She would die if she had to watch Harry under the Cruciatus. She would die!

She could see in her mind the spider the fake Professor Moody had cast the Cruciatus on, the obvious agony of the spider—and she could imagine Harry, crumbling, falling, screaming, in pain, tortured…

Oh God!

She would die if she had to watch it happen.

Because she loved him. And not just as her best friend; it went deeper than that, filling her heart. She loved him as- as—she just loved him! Loved him more than anyone else. She loved him and she suddenly knew, knew with a certainty that reached her soul, that she would do anything for him. Anything. She would lie, cheat, steal, kill… die for him, if it would help him. For Harry, she would do anything.

And she needed to save him now.

Umbridge had raised her wand, taken one final breath, begun. “Cruc--”

“No!” she screamed, not sure what she was going to do, not sure of anything except she had to stop this somehow. She couldn’t let Harry suffer the Cruciatus. Nothing else mattered at that moment. “No—Harry—we’ll have to tell her!” she screamed out, finally hitting on the one thing that would stop Umbridge. Pretend to be cooperating.

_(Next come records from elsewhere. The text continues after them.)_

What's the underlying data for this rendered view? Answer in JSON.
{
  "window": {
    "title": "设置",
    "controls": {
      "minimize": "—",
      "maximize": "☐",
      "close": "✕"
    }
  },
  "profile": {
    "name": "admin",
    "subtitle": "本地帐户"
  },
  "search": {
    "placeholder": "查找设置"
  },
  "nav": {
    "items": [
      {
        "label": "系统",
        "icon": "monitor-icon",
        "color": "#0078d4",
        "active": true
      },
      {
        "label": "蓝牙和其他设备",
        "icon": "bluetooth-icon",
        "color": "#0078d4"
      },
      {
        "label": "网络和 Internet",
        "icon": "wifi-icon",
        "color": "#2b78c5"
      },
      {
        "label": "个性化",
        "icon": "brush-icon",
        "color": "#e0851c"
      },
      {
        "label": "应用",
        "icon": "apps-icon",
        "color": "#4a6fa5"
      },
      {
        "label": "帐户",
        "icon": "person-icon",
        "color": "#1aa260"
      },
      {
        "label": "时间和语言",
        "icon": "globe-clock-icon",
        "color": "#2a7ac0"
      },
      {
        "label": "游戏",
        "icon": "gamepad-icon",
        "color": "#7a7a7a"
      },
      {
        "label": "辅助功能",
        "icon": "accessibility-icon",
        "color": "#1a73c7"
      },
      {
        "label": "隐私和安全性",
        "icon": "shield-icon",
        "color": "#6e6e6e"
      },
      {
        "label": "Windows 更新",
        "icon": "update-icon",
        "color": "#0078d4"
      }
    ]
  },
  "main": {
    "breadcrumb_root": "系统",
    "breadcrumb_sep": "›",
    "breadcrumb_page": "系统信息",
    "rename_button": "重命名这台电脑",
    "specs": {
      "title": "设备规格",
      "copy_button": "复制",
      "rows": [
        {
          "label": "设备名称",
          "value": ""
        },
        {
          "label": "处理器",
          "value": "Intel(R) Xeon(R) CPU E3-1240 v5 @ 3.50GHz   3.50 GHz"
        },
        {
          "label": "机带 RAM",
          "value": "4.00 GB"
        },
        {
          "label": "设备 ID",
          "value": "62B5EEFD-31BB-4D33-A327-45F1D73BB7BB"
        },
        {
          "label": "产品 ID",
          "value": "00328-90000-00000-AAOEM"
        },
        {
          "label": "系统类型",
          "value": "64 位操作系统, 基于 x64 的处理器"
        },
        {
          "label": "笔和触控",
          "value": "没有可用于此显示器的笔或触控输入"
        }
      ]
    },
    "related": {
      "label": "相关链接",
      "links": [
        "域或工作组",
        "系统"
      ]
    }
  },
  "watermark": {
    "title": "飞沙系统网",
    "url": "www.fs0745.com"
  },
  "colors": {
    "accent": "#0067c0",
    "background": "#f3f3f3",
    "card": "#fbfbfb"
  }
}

She didn’t know exactly what she would invent to tell Umbridge. The truth wasn’t an option; she wouldn’t, she couldn’t, betray Harry like that. But she had to stop Umbridge somehow.

“No way!” Harry yelled.

Hermione cringed at the horror, the betrayal she heard threaded through his protest. Trust me, she thought, desperately willing him to somehow understand, somehow believe…

Trust her? A small part of her mind that was somehow detached enough to comment spoke up. Trust her? She didn’t even know exactly what she was doing. She had no set plan, was acting on instinct and sheer panic! Trust her! She couldn’t remember the last time she’d acted on something so impulsively, with no plan, no idea what she was really going to do.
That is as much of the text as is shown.